A 93 page master’s thesis written in 1989 on file at Regent University has gubernatorial candidate hopeful back-pedalling like crazy and asking Virginians to look at his record. Well, that isn’t so good either. We see …well…a mirror image in some cases.
What is the blogosphere all a’twitter over? McDonnell’s master’s thesis, in which, according to the Washington Post, he has some rather conservative ideas that just won’t fly in the 21st century:
[H]e described working women and feminists as “detrimental” to the family. He said government policy should favor married couples over “cohabitators, homosexuals or fornicators.” He described as “illogical” a 1972 Supreme Court decision legalizing the use of contraception by unmarried couples.
The paper also lays out a 15 point action plan that the Republican Party needed to adopt in order to protect the family. During his 14 years in the General Assembly, McDonnell attempted to pass legislation on at least 10 of his suggested goals that he has laid out in his research paper: abortion restrictions, school vouchers, “convenant marriage,” tax laws that favored married couples to name a few. As late as 2001 he voted against a law that would end wage discrimination between men and women.
Candidate McDonnell attempted to distance himself from this extremist drivel:
McDonnell added: “Like everybody, my views on many issues have changed as I have gotten older.” He said that his views on family policy were best represented by his 1995 welfare reform legislation and that he “worked to include child day care in the bill so women would have greater freedom to work.” What he wrote in the thesis on women in the workplace, he said, “was simply an academic exercise and clearly does not reflect my views.”
McDonnell also said that government should not discriminate based on sexual orientation or ban contraceptives and that “I am not advocating vouchers as there are legal questions regarding their constitutionality in Virginia
That fact that anyone in America would think most of these ideas are the business of government or acceptable in modern society is preposterous.

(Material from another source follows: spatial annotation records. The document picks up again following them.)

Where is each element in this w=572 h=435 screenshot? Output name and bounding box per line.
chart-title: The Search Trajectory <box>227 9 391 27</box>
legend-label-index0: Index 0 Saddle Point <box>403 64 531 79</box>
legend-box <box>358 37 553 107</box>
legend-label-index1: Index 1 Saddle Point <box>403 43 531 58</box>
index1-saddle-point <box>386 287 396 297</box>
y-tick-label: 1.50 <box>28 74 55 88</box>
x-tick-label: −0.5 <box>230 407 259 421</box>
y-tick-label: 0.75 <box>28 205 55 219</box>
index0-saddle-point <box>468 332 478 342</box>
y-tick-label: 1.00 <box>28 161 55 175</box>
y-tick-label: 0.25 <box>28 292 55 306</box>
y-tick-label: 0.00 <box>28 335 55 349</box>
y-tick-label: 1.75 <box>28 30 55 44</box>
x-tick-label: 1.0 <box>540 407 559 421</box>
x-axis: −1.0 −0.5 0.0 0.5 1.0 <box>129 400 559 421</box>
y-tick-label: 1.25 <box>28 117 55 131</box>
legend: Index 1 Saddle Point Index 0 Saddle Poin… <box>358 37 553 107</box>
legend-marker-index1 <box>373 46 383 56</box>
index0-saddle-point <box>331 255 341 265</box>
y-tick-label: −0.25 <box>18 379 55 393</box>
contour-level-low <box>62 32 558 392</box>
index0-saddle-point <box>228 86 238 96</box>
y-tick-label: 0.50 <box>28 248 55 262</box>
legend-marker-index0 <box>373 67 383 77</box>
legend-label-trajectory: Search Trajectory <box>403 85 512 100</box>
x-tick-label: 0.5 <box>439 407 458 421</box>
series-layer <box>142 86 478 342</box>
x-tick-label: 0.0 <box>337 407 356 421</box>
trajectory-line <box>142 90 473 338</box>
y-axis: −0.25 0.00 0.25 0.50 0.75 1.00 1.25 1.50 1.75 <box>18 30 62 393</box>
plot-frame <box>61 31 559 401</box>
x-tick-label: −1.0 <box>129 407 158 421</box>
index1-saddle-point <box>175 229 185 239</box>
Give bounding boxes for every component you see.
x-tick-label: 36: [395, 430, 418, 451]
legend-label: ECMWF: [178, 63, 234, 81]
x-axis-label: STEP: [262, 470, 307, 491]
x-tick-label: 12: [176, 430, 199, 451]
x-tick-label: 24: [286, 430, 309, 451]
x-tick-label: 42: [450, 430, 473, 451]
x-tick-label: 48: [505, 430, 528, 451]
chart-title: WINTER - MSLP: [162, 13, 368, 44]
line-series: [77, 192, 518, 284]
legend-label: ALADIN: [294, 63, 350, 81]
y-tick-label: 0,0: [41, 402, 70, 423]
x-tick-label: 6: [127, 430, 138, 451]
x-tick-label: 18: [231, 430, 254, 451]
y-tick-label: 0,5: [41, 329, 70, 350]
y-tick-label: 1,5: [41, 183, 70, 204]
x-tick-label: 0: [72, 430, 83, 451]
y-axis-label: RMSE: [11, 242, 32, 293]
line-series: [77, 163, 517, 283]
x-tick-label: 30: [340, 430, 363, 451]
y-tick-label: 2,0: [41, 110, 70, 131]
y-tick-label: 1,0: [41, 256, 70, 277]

The title of the thesis speaks to the problem: “The Republican Party’s Vision for the Family: The Compelling Issue of The Decade.” I don’t want the Republican Party’s Vision for my family!
Subscribing to these ideas that promote discrimination and UN-equal rights for women, gays, single people and who knows who else, at any time in his adult life, makes McDonnell unacceptable as a candidate for governor. Leopards don’t change their spots and a make over won’t cut it.